Les media nous informent sur la tragédie qui se joue en Irak depuis plus de vingt ans. Mais, même informé, notre regard reste extérieur, analytique et froid. C'est pourquoi la pièce de Khaz‘al al-Mâjidî, Le train de la vingt-cinquième heure résonne en nous comme un témoignage poignant de vérité sur ce qui fait le destin de ces hommes et de ces femmes réduits à un double exil (dans leur propre pays et dans la fuite à laquelle elle les contraint) par une guerre trop absurde, trop "complexe" pour que ceux d'entre eux en qui subsiste un peu de raison puissent se l'approprier, la reconnaître comme la leur. Premier élément de cette tragédie. Car ici les personnages savent qu'ils ont été joués et font le constat de ce qui leur a été volé par des forces qui les dépassent et se combattent sur le terrain de leur malheur. "La guerre est injuste" dit le vieux proverbe arabe, sous entendu : parce qu'elle prend des vies innocentes. Jamais proverbe n'aura trouvé plus funeste illustration sur la terre qui l'a produit. Jamais peut-être aussi un texte n'aura suscité avec autant d'acuité le sentiment de vies arrachées, de vies volées, d'existences prises dans un destin absurde. Car toute la vie des personnages se résume à l'obligation et à l'impossibilité de se situer entre un ici (l'exil) et un là-bas (l'Irak qui se déchire) qui reviennent dans leur discours comme une obsession. L'exil et la patrie sont pour eux comme deux trains qui se croisent sans jamais se rencontrer, les laissant sur le quai "d'une gare" où la pièce se joue, dans l'attente d'un train supposé les reconduire au pays, mais qui tarde à venir et ne viendra jamais, tout au moins pas dans la vie réelle où les jours comptent vingt-quatre heures, mais dans une heure qui n'existe pas, une "vingt-cinquième heure" qui s'invite inopinément sur le cadran de la pendule comme pour leur dire : "Demain, il ne fera pas jour."
Les monologues intérieurs des trois personnages (un père et sa fille exilés qui repartent en Irak à la recherche du fils enlevé, un jeune compatriote venu en Europe à la recherche de son frère emprisonné), forment la matière principale de la pièce et vibrent comme une longue plainte sur l'existence et la patrie perdues, plainte d'où émerge une poésie sombre et incantatoire qui évoque la perte et l'espoir.
Car cette longue plainte est aussi un cri de colère contre les responsables de la tragédie.
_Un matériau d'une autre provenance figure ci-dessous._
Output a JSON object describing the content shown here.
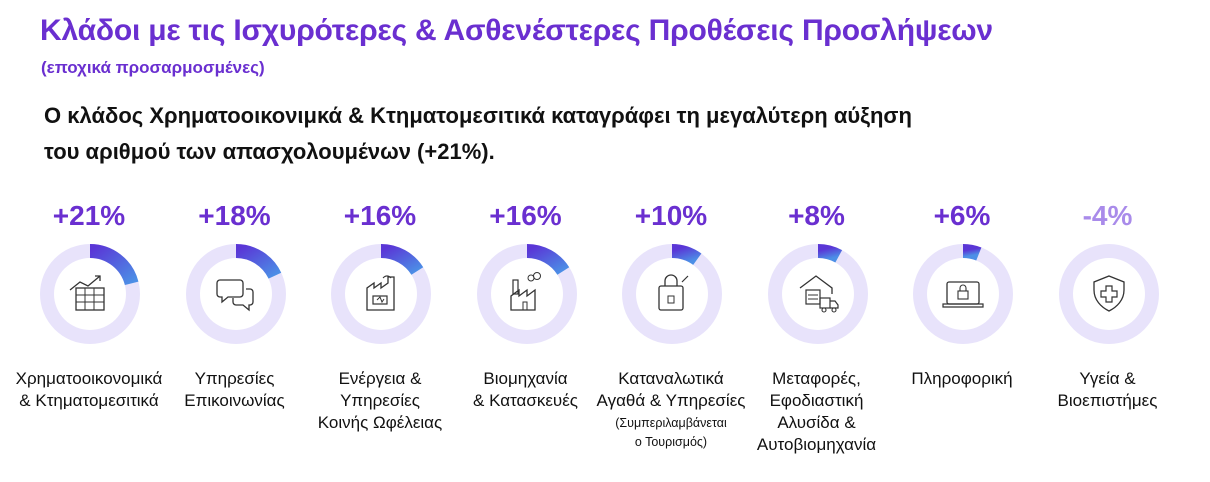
{
  "title": "Κλάδοι με τις Ισχυρότερες & Ασθενέστερες Προθέσεις Προσλήψεων",
  "subtitle": "(εποχικά προσαρμοσμένες)",
  "headline": {
    "line1": "Ο κλάδος Χρηματοοικονιμκά & Κτηματομεσιτικά καταγράφει τη μεγαλύτερη αύξηση",
    "line2": "του αριθμού των απασχολουμένων (+21%)."
  },
  "colors": {
    "accent": "#6a2fd0",
    "ring_bg": "#e8e3fb",
    "arc_dark": "#5a36d6",
    "arc_light": "#4c8fe6",
    "negative": "#a98bea"
  },
  "chart_data": {
    "type": "donut",
    "categories": [
      "Χρηματοοικονομικά & Κτηματομεσιτικά",
      "Υπηρεσίες Επικοινωνίας",
      "Ενέργεια & Υπηρεσίες Κοινής Ωφέλειας",
      "Βιομηχανία & Κατασκευές",
      "Καταναλωτικά Αγαθά & Υπηρεσίες",
      "Μεταφορές, Εφοδιαστική Αλυσίδα & Αυτοβιομηχανία",
      "Πληροφορική",
      "Υγεία & Βιοεπιστήμες"
    ],
    "values": [
      21,
      18,
      16,
      16,
      10,
      8,
      6,
      -4
    ],
    "unit": "%",
    "items": [
      {
        "value_label": "+21%",
        "value": 21,
        "icon": "chart-table-icon",
        "label_lines": [
          "Χρηματοοικονομικά",
          "& Κτηματομεσιτικά"
        ]
      },
      {
        "value_label": "+18%",
        "value": 18,
        "icon": "chat-bubbles-icon",
        "label_lines": [
          "Υπηρεσίες",
          "Επικοινωνίας"
        ]
      },
      {
        "value_label": "+16%",
        "value": 16,
        "icon": "energy-battery-icon",
        "label_lines": [
          "Ενέργεια &",
          "Υπηρεσίες",
          "Κοινής Ωφέλειας"
        ]
      },
      {
        "value_label": "+16%",
        "value": 16,
        "icon": "factory-icon",
        "label_lines": [
          "Βιομηχανία",
          "& Κατασκευές"
        ]
      },
      {
        "value_label": "+10%",
        "value": 10,
        "icon": "shopping-bag-icon",
        "label_lines": [
          "Καταναλωτικά",
          "Αγαθά & Υπηρεσίες"
        ],
        "note_lines": [
          "(Συμπεριλαμβάνεται",
          "ο Τουρισμός)"
        ]
      },
      {
        "value_label": "+8%",
        "value": 8,
        "icon": "warehouse-truck-icon",
        "label_lines": [
          "Μεταφορές,",
          "Εφοδιαστική",
          "Αλυσίδα &",
          "Αυτοβιομηχανία"
        ]
      },
      {
        "value_label": "+6%",
        "value": 6,
        "icon": "laptop-lock-icon",
        "label_lines": [
          "Πληροφορική"
        ]
      },
      {
        "value_label": "-4%",
        "value": -4,
        "icon": "health-shield-icon",
        "label_lines": [
          "Υγεία &",
          "Βιοεπιστήμες"
        ]
      }
    ]
  }
}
De leur malheur, les personnages savent écrire l'histoire et dégager les causes, accusant tour à tour "les étrangers", mais aussi l'irresponsabilité d'un gouvernement irakien corrompu, incapable de juguler le terrorisme qui, comme lui, veut ôter toutes ses chances à la démocratie, et la rivalité ancestrale entre les communautés constitutives de l'Irak, rivalité débouchant sur une guerre féroce que l'éviction du tyran a comme libérée. "Après que nous avons coupé la griffe du tyran, la voilà qui repousse sur les doigts des pâtres des ténèbres pour déchirer le peuple et la patrie !" Tout est dit, le décor est planté.
Mais, comme au terme d'un cheminement logique, la plainte revivifiée par la colère conduit à l'espoir, celui que demain la tuerie s'arrête enfin et que la patrie renaisse de ses cendres. Espoir fondé sur l'ordre naturel des choses (il faut bien qu'un jour les guerres cessent et que les œuvres re-commencent) et, plus concrètement, sur le mouvement de l'histoire qui se vit. "L'Egypte et la Tunisie l'ont fait !" dit le jeune homme dans un cri qui sonne comme une profession de foi dans un avenir possible qui pourrait être aussi le leur et les sauver.
Tel est sans doute, au-delà du pessimisme qui marque la fin de cette pièce où l'absurde règne en maître, derrière le mot "errance" qui résonne comme une sinistre coda, derrière le messianisme de cette "aube des peuples qui se lève" dont l'Histoire nous a appris à nous méfier, l'ultime espoir auquel nous autres, spectateurs du drame et d'un monde qui se recompose sous nos yeux, devons nous accrocher à tout prix.